Simón Pérez shows newly planted cocoa trees in San Julian, Sonsonate, El Salvador. The Cacao Alliance will reach 10,000 producers and establishment agro-forestry systems that will increase family income, protect the environment and create jobs in the area. Photo by Oscar Leiva/Silverlight for CRS
By equipping farmers with the knowledge needed to grow and process cacao—a more profitable crop than the staple grains and sugar cane they currently plant—and linking them to technical and financial services, and markets, the El Salvador Cacao Alliance is transforming the country into a recognized producer of high-quality, fine-flavor cacao for domestic and international markets. In the process, the alliance, a partnership among private companies, government institutions, research organizations and academic institutions, is helping to boost rural incomes while restoring deforested areas and improving soil quality.

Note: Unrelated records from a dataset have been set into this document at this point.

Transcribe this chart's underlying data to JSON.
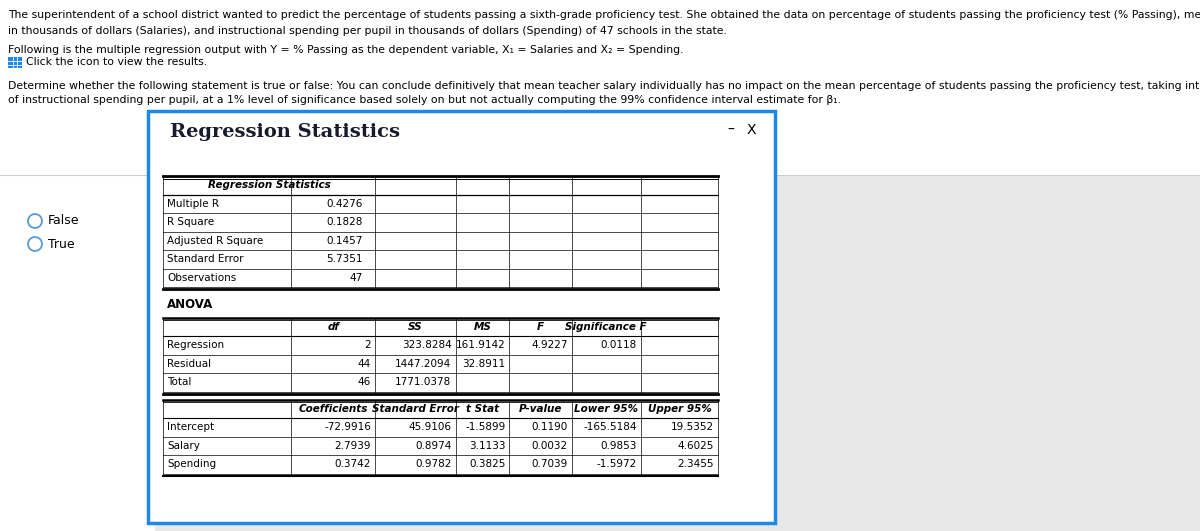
{
  "title_text": "The superintendent of a school district wanted to predict the percentage of students passing a sixth-grade proficiency test. She obtained the data on percentage of students passing the proficiency test (% Passing), mean teacher salary",
  "title_text2": "in thousands of dollars (Salaries), and instructional spending per pupil in thousands of dollars (Spending) of 47 schools in the state.",
  "line2": "Following is the multiple regression output with Y = % Passing as the dependent variable, X₁ = Salaries and X₂ = Spending.",
  "line3": "Click the icon to view the results.",
  "line4a": "Determine whether the following statement is true or false: You can conclude definitively that mean teacher salary individually has no impact on the mean percentage of students passing the proficiency test, taking into account the effect",
  "line4b": "of instructional spending per pupil, at a 1% level of significance based solely on but not actually computing the 99% confidence interval estimate for β₁.",
  "dialog_title": "Regression Statistics",
  "reg_stats_header": "Regression Statistics",
  "reg_stats_rows": [
    [
      "Multiple R",
      "0.4276"
    ],
    [
      "R Square",
      "0.1828"
    ],
    [
      "Adjusted R Square",
      "0.1457"
    ],
    [
      "Standard Error",
      "5.7351"
    ],
    [
      "Observations",
      "47"
    ]
  ],
  "anova_label": "ANOVA",
  "anova_headers": [
    "df",
    "SS",
    "MS",
    "F",
    "Significance F"
  ],
  "anova_rows": [
    [
      "Regression",
      "2",
      "323.8284",
      "161.9142",
      "4.9227",
      "0.0118"
    ],
    [
      "Residual",
      "44",
      "1447.2094",
      "32.8911",
      "",
      ""
    ],
    [
      "Total",
      "46",
      "1771.0378",
      "",
      "",
      ""
    ]
  ],
  "coef_headers": [
    "Coefficients",
    "Standard Error",
    "t Stat",
    "P-value",
    "Lower 95%",
    "Upper 95%"
  ],
  "coef_rows": [
    [
      "Intercept",
      "-72.9916",
      "45.9106",
      "-1.5899",
      "0.1190",
      "-165.5184",
      "19.5352"
    ],
    [
      "Salary",
      "2.7939",
      "0.8974",
      "3.1133",
      "0.0032",
      "0.9853",
      "4.6025"
    ],
    [
      "Spending",
      "0.3742",
      "0.9782",
      "0.3825",
      "0.7039",
      "-1.5972",
      "2.3455"
    ]
  ],
  "radio_options": [
    "False",
    "True"
  ],
  "bg_color": "#e8e8e8",
  "white": "#ffffff",
  "dialog_border": "#1E88E5",
  "icon_color": "#1E88E5"
}
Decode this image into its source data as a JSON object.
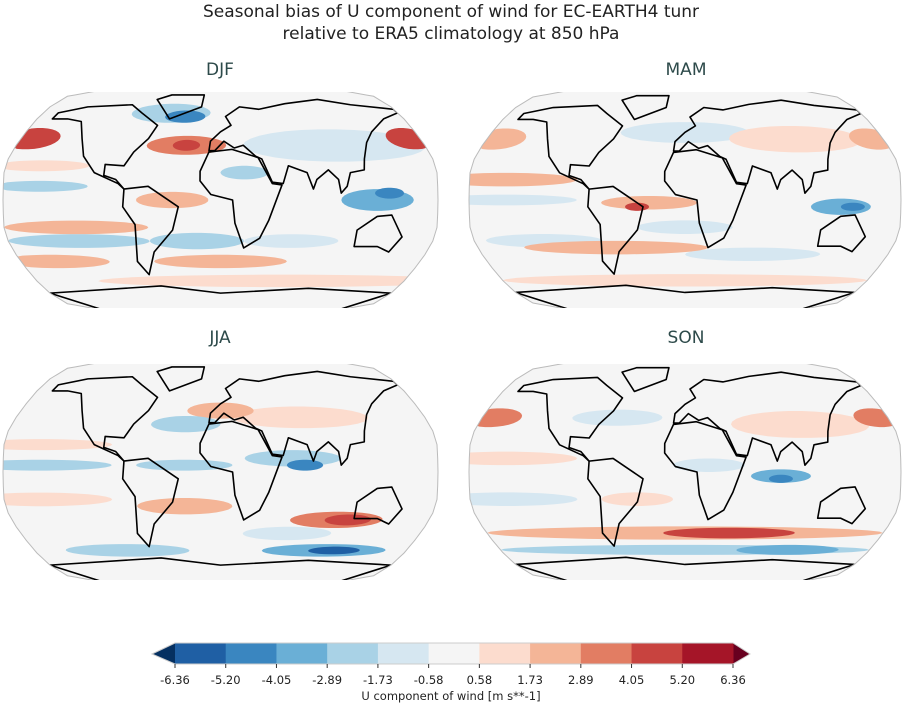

The Alliance is helping to create a national extension service, a network of agricultural expert trainers, thereby boosting the government’s capacity to support the growing number of cacao producers in the country.
It will help small-scale farmers gain access to financial services, establish post-harvest handling and processing facilities to add value to cacao and other crops and, through the implementation of agroforestry systems, adopt environmentally sustainable farming practices that include soil and water conservation.
Guided by a high-level advisory board, the alliance is also helping to build supportive public policy for cacao production and promote trade, research, agricultural technologies and climate change adaptability.
The ultimate goal is to drive research and development toward long-term sustainability for the cacao value chain, making it a flagship product and an engine for rural development in El Salvador.
The winner of El Salvador’s first ever Cacao of Excellence competition in 2018 was recognized in France as having one of the best 18 cacaos in the world.